I always heard tell of it, it would sweep down every once in a while like overcast, start drizzling...but then in my world, the clouds would part and there'd be a sun shower. which we all know trumps a plain, clear and sunny sky just out of shear whimsy!
There was lightning today in my world...don't get me wrong, I've seen the lightning, but it was always dim, flashing behind protective clouds...and this metaphor is hurting my brain...
Anyway...yeah some shit went down. Yes, I love what I do and I thank whatever force is governing this universe that I actually have the opportunity to follow my heart into career and life...but it's much more than just loving it. Call me naive, call me green...but why can't I just do it? Why all the games and up and down and wait and sorry and just lack of communication!
We are in the business of emotions so what's with the passive aggression??
But you know what?
I'm a Libra...and I'm going to find a lesson in this, and I'm going to reel in my optimism to balance this out...
And I didn't even have to try. Not that I'm going the route of the victim, but most sincerely...there was a time in my life when I literally couldn't think of who to call, no best friends to speak of...or anyone I ever would have thought to care about me. (Now that just sounds wrong, I have wonderful parents, and family, I'm talking about friends...) And I seem to go in and out of these phases...but no other friend-rich experience has been so overwhelmingly sincere. Or unconditional. Which is weird because most of these people are colleagues too...
So thank you to everyone I talked to tonight. I love you more than you will ever know...I am certain that life has specifically lead me here, if not just to meet you fine, fine people.
Two very specific and literal figures of speech (...I guess you could say; one of them was from a fortune cookie) have been following me around recently:
1. Everything Happens for a Reason (duh)
and
2. You will have setbacks early in life...

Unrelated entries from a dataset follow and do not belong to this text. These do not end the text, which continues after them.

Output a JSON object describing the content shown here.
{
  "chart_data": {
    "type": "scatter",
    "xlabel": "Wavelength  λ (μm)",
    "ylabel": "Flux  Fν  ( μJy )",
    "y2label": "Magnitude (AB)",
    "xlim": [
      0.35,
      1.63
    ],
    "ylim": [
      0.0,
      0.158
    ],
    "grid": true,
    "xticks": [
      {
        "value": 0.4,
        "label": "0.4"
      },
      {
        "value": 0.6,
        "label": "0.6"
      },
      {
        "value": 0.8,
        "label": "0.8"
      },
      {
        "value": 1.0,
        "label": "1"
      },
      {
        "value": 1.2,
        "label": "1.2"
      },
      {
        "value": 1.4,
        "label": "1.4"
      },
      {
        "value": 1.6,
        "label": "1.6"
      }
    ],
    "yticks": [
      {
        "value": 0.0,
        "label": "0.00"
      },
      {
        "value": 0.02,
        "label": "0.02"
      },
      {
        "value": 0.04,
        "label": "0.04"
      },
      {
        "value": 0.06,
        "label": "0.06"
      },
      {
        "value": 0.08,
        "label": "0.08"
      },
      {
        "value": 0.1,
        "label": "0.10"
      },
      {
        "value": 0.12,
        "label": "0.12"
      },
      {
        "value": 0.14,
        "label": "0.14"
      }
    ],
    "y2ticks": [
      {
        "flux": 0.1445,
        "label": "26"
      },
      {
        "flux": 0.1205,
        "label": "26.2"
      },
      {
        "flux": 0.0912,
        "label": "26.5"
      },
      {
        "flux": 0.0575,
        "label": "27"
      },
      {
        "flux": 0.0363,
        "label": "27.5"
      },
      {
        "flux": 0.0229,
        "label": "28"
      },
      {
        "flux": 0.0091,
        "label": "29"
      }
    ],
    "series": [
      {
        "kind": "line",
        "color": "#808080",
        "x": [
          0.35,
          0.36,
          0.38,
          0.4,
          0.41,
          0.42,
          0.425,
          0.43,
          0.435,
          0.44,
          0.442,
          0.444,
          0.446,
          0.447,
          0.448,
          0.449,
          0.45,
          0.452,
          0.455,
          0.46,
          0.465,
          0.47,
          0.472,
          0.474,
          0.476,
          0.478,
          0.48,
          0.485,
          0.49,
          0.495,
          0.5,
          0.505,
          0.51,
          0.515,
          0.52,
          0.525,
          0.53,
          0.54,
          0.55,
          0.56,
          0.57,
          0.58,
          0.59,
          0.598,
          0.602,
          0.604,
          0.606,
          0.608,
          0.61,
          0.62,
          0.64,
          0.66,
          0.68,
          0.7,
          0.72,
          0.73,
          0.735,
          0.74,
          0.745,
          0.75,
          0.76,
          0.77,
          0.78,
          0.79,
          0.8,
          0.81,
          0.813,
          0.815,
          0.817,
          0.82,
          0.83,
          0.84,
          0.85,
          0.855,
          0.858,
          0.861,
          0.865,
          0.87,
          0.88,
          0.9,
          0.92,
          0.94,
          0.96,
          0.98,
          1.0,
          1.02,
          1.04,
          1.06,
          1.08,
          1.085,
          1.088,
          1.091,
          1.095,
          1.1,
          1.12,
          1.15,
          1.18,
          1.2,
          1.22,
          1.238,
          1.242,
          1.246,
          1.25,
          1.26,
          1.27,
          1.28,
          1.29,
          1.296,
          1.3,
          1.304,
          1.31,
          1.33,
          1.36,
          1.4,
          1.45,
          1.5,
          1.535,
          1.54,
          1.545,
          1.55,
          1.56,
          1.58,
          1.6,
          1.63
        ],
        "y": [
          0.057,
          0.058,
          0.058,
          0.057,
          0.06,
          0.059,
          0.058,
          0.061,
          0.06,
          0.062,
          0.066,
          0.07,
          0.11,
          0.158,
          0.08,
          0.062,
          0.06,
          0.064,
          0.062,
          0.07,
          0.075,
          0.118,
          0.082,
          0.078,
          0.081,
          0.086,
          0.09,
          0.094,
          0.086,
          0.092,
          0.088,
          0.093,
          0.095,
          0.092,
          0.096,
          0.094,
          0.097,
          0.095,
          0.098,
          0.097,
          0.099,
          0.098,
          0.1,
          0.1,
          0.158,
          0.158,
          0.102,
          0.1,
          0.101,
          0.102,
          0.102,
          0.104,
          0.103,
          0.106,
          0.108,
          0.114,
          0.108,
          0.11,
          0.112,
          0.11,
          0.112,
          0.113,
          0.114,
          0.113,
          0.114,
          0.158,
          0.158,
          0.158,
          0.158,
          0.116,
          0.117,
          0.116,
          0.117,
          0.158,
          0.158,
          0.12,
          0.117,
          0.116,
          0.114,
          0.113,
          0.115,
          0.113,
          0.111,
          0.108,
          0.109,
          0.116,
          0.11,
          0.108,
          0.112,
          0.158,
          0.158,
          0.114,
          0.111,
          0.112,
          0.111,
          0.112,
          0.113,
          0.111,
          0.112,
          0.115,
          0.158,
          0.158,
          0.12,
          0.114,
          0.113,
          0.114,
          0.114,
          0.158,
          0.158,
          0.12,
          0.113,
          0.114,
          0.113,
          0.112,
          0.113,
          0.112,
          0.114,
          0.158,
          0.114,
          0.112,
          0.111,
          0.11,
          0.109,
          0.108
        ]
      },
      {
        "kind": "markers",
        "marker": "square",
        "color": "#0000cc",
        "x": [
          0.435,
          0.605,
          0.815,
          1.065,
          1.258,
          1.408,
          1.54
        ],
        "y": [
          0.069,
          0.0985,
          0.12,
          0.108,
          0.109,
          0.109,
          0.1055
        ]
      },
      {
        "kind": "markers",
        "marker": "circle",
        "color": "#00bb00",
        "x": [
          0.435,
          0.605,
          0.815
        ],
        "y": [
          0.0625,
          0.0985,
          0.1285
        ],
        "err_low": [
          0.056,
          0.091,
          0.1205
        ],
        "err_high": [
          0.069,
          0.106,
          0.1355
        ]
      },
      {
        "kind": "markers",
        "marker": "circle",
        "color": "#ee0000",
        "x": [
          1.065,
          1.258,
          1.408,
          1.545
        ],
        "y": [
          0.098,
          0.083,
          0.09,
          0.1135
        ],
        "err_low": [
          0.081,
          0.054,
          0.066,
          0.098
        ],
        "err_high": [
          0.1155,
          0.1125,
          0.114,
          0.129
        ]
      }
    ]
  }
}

Silly me, I literally had a thought the other day that maybe, JUST maybe the "early" was finally behind me...and now I'm starting to pick up steam...jumped the gun a bit, huh? After all I am only 23 (24 in a month) which apparently is old these days to some...but that's still pretty "early" in life I had to remind myself...or rather had to cling to when shit went down. I'm cool with that. It's not like I ever planned to stop working for it at any point in the distant future even...
Ah well...chock it up to experience. Which is like a new tube of paint, or a newly strung violin to my chosen medium...and like my boss said earlier this week..."it builds character" and I hope I never stop building or playing characters...in my life and on stage.
and that's my peace for tonight...oh and still haven't gotten that answer...keep 'em crossed for me, Universe...I did my very best.